"Saya yakin betul, saya mempertanggungjawabkannya kepada Bapak Presiden (Joko Widodo) apa yang sudah saya putuskan belum memberhentikan (Ahok)," ujar Tjahjo, beberapa waktu lalu.
Keputusan mengaktifkan kembali Ahok menjadi Gubernur DKI Jakarta menuai protes.
Bahkan, sebagian fraksi di DPR ingin menggunakan hak angket untuk mempertanyakan keputusan Mendagri.

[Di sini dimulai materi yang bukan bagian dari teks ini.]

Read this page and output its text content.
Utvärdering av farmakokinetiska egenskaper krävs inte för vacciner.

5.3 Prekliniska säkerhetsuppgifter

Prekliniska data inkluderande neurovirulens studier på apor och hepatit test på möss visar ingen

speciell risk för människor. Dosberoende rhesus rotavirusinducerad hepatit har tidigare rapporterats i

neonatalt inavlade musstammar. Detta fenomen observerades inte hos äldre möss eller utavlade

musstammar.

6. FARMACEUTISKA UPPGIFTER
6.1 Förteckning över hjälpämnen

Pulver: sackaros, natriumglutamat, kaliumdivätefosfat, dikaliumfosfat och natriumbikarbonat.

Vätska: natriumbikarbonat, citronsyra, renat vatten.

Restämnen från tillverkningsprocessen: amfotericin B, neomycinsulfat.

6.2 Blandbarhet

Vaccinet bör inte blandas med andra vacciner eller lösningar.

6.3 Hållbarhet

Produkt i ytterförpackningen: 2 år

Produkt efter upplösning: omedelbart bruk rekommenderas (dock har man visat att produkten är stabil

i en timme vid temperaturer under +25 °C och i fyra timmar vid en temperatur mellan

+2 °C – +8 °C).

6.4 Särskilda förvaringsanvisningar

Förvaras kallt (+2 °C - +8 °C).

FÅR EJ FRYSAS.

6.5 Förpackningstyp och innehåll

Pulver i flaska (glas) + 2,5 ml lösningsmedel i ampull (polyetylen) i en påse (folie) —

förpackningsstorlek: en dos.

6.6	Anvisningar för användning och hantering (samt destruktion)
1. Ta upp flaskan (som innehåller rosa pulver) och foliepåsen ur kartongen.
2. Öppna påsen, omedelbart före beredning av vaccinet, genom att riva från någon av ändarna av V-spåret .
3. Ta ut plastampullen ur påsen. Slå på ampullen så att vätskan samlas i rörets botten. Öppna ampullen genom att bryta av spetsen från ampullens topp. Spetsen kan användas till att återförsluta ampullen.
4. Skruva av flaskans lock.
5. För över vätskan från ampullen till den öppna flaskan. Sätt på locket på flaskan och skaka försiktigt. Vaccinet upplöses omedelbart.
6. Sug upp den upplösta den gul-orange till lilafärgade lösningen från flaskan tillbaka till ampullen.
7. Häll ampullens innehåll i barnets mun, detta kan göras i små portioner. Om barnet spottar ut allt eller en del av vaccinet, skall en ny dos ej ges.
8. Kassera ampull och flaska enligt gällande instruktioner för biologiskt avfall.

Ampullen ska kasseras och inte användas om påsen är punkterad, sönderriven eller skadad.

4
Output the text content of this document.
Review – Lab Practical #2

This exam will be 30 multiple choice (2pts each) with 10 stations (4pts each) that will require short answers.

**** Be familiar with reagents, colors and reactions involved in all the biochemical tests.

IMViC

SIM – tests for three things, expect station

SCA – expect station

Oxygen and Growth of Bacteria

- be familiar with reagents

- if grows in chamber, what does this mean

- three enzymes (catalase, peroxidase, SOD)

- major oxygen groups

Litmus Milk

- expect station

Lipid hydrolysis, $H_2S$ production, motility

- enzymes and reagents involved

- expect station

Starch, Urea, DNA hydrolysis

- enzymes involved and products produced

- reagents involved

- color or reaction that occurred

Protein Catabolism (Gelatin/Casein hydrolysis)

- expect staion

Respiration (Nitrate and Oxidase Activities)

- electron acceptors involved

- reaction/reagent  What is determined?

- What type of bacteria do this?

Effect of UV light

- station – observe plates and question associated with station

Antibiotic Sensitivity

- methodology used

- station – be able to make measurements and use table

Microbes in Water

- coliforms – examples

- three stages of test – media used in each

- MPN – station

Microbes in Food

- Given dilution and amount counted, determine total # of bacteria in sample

Ahok dianggap tidak bisa lagi aktif menjadi Gubernur DKI karena status hukumnya sebagai terdakwa perkara dugaan penodaan agama.
Mendagri kemudian melayangkan permintaan penerbitan fatwa kepada Mahkamah Agung untuk memperjelas ketentuan dalam Pasal 83 Undang-Undang Nomor 23 Tahun 2014 tentang Pemerintahan Daerah.
Belakangan, Ketua MA Hatta Ali mengatakan bahwa seyogianya hal itu tidak memerlukan fatwa MA.
Persoalan itu bisa diselesaikan oleh biro hukum di Kemendagri.
Berdasarkan Pasal 83 UU tentang Pemda, kepala daerah yang menjadi terdakwa harus diberhentikan sementara.
Namun, pemberhentian sementara itu berlaku jika ancaman hukuman yang menimpa kepala daerah di atas lima tahun, tindak pidana korupsi, tindak pidana terorisme, makar, tindak pidana terhadap keamanan negara, dan/atau perbuatan lain yang dapat memecah belah Negara Kesatuan Republik Indonesia.
Dakwaan Ahok terdiri dari dua pasal alternatif, yaitu Pasal 156 huruf a KUHP atau Pasal 156 KUHP.
Pasal 156 KUHP mengatur ancaman pidana penjara paling lama empat tahun. Sementara itu, Pasal 156 a KUHP mengatur ancaman pidana paling lama lima tahun.
Oleh karena itu, Kemendagri akan terlebih dahulu menunggu tuntutan jaksa, pasal mana yang akan digunakan.